When i == 10, arr[10] is out of bounds. Sometimes this silently corrupts memory; other times it triggers a segmentation fault.

Q: Why do some out-of-bounds accesses not crash at all?
Because undefined behavior is undefined. You might land in memory that happens to be mapped and writable. The program keeps running with corrupted state, which is often worse than an immediate crash.

Q: How can I systematically find examples of segmentation faults in out of bounds array access in a legacy C codebase?
Combine static analysis (e.g., clang-tidy, cppcheck), dynamic tools like AddressSanitizer, and fuzzing.
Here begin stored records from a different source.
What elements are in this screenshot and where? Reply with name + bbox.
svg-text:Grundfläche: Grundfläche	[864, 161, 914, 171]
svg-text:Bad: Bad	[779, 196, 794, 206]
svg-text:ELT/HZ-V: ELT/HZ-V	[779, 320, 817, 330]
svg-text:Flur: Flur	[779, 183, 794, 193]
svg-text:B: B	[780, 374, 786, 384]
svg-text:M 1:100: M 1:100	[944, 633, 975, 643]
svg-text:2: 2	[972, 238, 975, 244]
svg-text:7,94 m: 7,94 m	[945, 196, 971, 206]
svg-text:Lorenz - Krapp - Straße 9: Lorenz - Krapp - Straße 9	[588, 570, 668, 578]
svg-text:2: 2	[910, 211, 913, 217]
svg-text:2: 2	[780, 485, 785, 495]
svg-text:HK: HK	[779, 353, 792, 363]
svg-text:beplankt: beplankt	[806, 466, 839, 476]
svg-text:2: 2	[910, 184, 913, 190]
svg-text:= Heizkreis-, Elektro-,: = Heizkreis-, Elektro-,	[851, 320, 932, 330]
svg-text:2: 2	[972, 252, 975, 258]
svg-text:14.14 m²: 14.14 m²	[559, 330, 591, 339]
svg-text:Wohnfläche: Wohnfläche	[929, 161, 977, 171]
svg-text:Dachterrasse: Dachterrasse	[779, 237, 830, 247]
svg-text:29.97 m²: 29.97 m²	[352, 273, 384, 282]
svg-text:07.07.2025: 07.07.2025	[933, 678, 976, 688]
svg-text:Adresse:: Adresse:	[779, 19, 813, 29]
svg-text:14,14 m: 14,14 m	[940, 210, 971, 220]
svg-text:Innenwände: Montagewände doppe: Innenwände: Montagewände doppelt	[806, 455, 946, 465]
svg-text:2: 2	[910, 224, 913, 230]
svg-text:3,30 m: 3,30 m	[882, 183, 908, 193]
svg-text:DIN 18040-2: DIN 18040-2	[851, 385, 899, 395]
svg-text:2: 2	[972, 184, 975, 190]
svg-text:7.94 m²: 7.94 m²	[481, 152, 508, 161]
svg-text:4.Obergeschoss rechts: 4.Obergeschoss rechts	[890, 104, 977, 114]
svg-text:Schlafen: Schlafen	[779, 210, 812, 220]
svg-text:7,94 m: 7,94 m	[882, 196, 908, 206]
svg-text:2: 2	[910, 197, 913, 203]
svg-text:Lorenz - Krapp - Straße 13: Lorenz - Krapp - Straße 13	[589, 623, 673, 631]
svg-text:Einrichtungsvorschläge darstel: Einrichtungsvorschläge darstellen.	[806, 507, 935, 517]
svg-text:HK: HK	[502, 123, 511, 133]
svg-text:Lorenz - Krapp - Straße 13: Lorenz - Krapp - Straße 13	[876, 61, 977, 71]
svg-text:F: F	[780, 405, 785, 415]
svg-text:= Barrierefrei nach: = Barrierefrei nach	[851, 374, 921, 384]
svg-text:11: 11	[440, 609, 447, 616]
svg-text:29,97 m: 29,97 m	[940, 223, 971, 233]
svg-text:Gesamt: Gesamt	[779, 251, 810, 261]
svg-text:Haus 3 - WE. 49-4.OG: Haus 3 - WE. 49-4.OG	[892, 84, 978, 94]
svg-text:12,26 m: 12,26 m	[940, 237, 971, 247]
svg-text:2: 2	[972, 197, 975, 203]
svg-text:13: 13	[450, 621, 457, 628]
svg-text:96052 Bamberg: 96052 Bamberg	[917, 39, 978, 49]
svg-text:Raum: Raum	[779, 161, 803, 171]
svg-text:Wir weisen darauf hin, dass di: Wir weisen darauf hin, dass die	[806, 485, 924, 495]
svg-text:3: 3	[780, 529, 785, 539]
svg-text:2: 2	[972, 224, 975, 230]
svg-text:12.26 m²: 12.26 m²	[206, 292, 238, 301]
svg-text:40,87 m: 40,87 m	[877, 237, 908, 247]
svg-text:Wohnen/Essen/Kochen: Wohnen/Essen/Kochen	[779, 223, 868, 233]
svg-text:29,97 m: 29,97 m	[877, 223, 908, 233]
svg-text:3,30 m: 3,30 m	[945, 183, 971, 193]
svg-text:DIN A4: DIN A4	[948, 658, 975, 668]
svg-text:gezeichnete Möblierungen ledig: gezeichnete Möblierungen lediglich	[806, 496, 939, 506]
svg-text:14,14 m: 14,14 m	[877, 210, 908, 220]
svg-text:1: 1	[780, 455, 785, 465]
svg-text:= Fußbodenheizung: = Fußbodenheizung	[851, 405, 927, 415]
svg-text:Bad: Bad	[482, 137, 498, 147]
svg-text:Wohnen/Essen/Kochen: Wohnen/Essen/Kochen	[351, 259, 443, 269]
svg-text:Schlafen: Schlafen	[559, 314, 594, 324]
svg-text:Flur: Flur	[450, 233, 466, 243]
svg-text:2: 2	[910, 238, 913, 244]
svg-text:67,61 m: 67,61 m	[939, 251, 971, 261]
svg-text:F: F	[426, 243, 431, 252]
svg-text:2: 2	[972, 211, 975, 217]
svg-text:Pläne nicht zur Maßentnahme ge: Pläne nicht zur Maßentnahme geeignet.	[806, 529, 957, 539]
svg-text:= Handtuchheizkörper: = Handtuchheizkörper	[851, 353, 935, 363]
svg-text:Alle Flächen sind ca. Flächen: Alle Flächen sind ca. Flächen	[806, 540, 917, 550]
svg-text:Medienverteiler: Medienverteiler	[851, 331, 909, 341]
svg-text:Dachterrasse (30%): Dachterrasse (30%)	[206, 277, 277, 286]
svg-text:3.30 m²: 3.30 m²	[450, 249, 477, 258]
Fuzzers generate unexpected inputs that drive code down rarely tested paths, flushing out real examples of segmentation faults in out of bounds array access that manual testing misses.

Q: Are languages like Rust and Java completely free from these bugs?
In safe Rust and Java, normal array indexing is bounds-checked, so you get panics or exceptions instead of segmentation faults. But in Rust’s unsafe code or when interfacing with native libraries, you can still create the same examples of segmentation faults in out of bounds array access you see in C.

Q: What’s the best example of a defensive practice against these bugs?
In C and C++, prefer higher-level containers (std::vector, std::string), use functions that take explicit sizes (strncpy, memcpy_s), and make sanitizers part of your regular test runs. In Rust, stay in safe code as much as possible and isolate unsafe into small, audited modules.